Posted by Caroline on Feb. 28, 2010 @ 5:06 pm

Caroline, I agree that most people don't know what Prop. 13 is. And by the way, I said I USED to think it was pointless to talk about changing it. I think the mood of the voters is changing.

It will still be tough to get a Constitutional amendment through. The big business folks will spend a fortune telling people that their taxes are going up -- and sadly, that message still resonates in California. But I think it's time to try.

 

Posted by tim on Feb. 28, 2010 @ 7:35 pm

Did you know (or remember) that big business largely opposed Prop. 13 in 1978, Tim? The business community predicted -- correctly, of course -- that it would do massive harm to California. I struggle a bit now picturing the corporate community being that responsible and ethical, but I'm willing to give them a chance!

OK, you're off the hook. Next time I see any local journalists referring to Prop. 13 as the "third rail," though, I plan to march into their office (security guards no prob for a graying middle-aged PTA mom) and slap them.

Seriously, the generation that's moving into leadership and influence now is the generation that has seen only the devastation wrought by Prop. 13. The generation that brought it to us (my grandparents' generation (b. 1900-1920 or so), has gone to that low-taxes-less-government haven in the sky. The remaining blustering "strangle the government" diehards are going to be huddled out in the cold, where they'll probably be begging some public agency to give them taxpayer-funded coats.

Posted by Caroline on Feb. 28, 2010 @ 8:28 pm

The poll citing a 43% approval rate for "overhauling" Prop 13 appears to indicate that repoeal is a non-starter. And it should be since it consists of various components, and few people like all of them. The 2/3 requirement to pass a State Budget is different from a 2/3 requirement for a parcel tax.

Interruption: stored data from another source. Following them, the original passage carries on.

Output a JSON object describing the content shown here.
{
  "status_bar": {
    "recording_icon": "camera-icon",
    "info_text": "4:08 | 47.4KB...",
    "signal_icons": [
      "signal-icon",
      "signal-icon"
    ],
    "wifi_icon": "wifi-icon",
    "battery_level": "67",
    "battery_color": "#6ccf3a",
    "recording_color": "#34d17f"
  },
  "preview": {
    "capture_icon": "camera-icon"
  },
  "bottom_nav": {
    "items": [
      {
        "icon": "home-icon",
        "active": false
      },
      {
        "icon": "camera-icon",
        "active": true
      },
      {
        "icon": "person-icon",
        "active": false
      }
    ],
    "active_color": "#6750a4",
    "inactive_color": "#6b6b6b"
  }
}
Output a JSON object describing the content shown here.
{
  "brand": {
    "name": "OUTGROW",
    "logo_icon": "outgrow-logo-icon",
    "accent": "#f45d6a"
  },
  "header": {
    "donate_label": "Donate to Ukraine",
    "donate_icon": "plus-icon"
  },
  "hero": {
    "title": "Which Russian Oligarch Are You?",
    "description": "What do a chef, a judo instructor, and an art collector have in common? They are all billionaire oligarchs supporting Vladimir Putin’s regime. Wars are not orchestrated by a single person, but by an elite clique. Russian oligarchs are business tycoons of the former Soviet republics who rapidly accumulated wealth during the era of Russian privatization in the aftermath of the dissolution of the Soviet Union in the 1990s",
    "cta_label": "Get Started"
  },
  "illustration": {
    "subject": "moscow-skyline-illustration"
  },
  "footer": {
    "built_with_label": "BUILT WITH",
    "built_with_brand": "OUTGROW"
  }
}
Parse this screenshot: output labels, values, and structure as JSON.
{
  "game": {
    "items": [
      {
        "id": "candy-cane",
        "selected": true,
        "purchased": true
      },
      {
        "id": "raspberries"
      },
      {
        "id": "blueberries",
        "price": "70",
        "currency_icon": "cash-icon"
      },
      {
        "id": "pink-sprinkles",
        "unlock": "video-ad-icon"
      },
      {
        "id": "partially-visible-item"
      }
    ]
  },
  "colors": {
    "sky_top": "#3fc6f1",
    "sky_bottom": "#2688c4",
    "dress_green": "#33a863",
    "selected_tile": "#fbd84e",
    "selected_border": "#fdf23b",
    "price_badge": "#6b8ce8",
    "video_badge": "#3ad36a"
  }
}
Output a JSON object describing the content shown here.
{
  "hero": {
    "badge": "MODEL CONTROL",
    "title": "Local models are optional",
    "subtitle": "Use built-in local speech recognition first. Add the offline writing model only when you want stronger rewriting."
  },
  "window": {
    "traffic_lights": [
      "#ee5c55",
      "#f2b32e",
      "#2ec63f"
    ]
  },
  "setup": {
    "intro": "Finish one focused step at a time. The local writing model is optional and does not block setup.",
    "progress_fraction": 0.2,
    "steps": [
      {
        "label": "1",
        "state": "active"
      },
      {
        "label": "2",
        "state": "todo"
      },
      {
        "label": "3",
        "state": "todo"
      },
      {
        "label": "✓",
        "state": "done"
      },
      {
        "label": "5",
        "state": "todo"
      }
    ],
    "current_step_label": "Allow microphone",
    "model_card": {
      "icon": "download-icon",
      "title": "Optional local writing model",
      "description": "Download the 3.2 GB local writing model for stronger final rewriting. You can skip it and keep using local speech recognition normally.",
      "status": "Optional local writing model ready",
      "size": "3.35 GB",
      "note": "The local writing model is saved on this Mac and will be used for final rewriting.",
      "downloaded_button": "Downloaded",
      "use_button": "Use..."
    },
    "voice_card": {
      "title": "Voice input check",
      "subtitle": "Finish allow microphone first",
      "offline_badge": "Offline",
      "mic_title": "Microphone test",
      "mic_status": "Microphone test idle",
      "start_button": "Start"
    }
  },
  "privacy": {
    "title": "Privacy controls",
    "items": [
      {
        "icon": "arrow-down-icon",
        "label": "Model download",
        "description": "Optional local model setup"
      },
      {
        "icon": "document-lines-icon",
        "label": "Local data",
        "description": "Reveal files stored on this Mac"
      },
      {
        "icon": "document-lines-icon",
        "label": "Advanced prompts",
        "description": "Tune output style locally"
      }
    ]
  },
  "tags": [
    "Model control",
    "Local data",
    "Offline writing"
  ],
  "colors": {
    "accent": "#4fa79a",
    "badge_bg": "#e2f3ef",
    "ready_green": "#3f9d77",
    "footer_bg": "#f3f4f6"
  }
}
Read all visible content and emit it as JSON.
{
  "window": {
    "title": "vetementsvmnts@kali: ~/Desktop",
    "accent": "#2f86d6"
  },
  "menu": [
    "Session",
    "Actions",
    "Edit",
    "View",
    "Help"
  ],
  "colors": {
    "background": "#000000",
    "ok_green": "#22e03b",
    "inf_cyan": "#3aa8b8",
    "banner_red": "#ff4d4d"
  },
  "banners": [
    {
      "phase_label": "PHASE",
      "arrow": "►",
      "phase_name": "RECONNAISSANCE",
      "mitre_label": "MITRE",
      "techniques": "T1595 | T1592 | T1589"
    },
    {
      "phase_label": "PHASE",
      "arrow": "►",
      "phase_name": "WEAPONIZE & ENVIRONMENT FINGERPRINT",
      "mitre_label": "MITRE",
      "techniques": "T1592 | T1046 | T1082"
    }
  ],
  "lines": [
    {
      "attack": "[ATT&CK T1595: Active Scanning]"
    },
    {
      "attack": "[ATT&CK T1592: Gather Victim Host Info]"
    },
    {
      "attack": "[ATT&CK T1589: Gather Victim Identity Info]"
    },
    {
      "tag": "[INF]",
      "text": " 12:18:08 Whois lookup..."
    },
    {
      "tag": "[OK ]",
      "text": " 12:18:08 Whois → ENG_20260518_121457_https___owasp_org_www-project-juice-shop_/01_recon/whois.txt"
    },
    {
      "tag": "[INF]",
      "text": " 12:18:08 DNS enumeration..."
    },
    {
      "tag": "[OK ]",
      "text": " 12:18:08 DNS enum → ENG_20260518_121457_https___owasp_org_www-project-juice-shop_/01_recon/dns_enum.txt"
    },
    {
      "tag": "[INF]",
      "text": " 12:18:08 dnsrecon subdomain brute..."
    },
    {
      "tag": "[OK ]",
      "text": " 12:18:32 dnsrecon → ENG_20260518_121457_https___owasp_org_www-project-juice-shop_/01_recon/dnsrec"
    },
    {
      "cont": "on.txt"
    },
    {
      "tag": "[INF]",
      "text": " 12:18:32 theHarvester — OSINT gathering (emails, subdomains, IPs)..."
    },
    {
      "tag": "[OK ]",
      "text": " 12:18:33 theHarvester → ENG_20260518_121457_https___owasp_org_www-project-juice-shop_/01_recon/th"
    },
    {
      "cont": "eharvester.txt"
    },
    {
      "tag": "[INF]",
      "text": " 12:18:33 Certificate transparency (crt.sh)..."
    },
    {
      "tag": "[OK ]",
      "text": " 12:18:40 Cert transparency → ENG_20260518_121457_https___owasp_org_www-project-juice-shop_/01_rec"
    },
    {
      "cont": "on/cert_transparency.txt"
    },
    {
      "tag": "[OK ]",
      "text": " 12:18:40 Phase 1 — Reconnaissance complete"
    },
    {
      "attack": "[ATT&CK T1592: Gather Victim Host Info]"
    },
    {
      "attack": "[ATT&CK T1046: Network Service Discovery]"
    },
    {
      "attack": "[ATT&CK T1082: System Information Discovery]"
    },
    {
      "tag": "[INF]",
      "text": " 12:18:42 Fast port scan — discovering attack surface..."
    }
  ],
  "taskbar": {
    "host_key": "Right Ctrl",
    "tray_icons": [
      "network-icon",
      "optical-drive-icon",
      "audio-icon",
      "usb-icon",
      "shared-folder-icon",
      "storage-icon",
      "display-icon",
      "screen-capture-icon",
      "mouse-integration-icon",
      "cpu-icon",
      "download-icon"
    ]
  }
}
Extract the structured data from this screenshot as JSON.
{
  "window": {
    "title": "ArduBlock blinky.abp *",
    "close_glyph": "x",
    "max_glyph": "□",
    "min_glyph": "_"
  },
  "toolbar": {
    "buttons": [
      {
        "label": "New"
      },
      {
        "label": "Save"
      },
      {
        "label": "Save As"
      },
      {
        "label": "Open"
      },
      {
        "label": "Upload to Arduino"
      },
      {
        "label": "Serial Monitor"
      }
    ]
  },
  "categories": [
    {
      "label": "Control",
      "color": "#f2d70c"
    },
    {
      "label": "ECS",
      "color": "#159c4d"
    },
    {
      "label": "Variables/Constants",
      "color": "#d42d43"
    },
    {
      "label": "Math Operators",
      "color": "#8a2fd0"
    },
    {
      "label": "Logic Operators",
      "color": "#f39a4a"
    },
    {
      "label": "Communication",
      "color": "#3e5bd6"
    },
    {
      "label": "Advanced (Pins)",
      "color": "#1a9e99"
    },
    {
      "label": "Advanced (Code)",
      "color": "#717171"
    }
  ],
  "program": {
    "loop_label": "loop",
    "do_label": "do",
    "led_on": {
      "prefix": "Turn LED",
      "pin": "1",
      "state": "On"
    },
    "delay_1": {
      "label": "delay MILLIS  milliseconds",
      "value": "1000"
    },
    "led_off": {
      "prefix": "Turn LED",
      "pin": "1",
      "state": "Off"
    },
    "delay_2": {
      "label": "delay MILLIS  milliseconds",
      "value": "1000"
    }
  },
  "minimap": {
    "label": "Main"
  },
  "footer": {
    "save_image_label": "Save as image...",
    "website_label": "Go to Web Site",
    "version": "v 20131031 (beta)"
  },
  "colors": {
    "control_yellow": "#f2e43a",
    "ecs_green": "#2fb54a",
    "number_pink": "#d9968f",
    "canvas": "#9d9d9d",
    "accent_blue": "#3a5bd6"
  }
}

And with 57% presumably being happy with Prop 13, it cannot be repealed even if a straight majority were all that is required.

I'd like to see a bi-partisan effort to remove some of the anomalies of Prop 13. But I'd want it to be broadly tax-neutral i.e. any increased Prop Tax to be offset by reductions in what are the highest State Sales and Income Taxes in the nation.

A broader, more balanced tax base is preferable to different beggar-thy-neighbor policies.

But meanwhile, Prop 13 is the one decent protection that the average Joe has against unaffordable tax hikes. Third rail or not, it will endure in some form or other, because a majority of the voters like it

Posted by TomFoolery on Mar. 01, 2010 @ 8:34 am

It's not true that voters support Prop. 13, Mr. Foolery, since a high percentage of voters don't even know what it is. And that renders polls on the issue completely unsound.

But I agree that it won't simply be "repealed." It will be dismantled, piece by piece. That has already begun, since Prop. 39 in 2000 removed one piece, reducing the 2/3 supermajority formerly required to pass a local bond measure to 55% percent.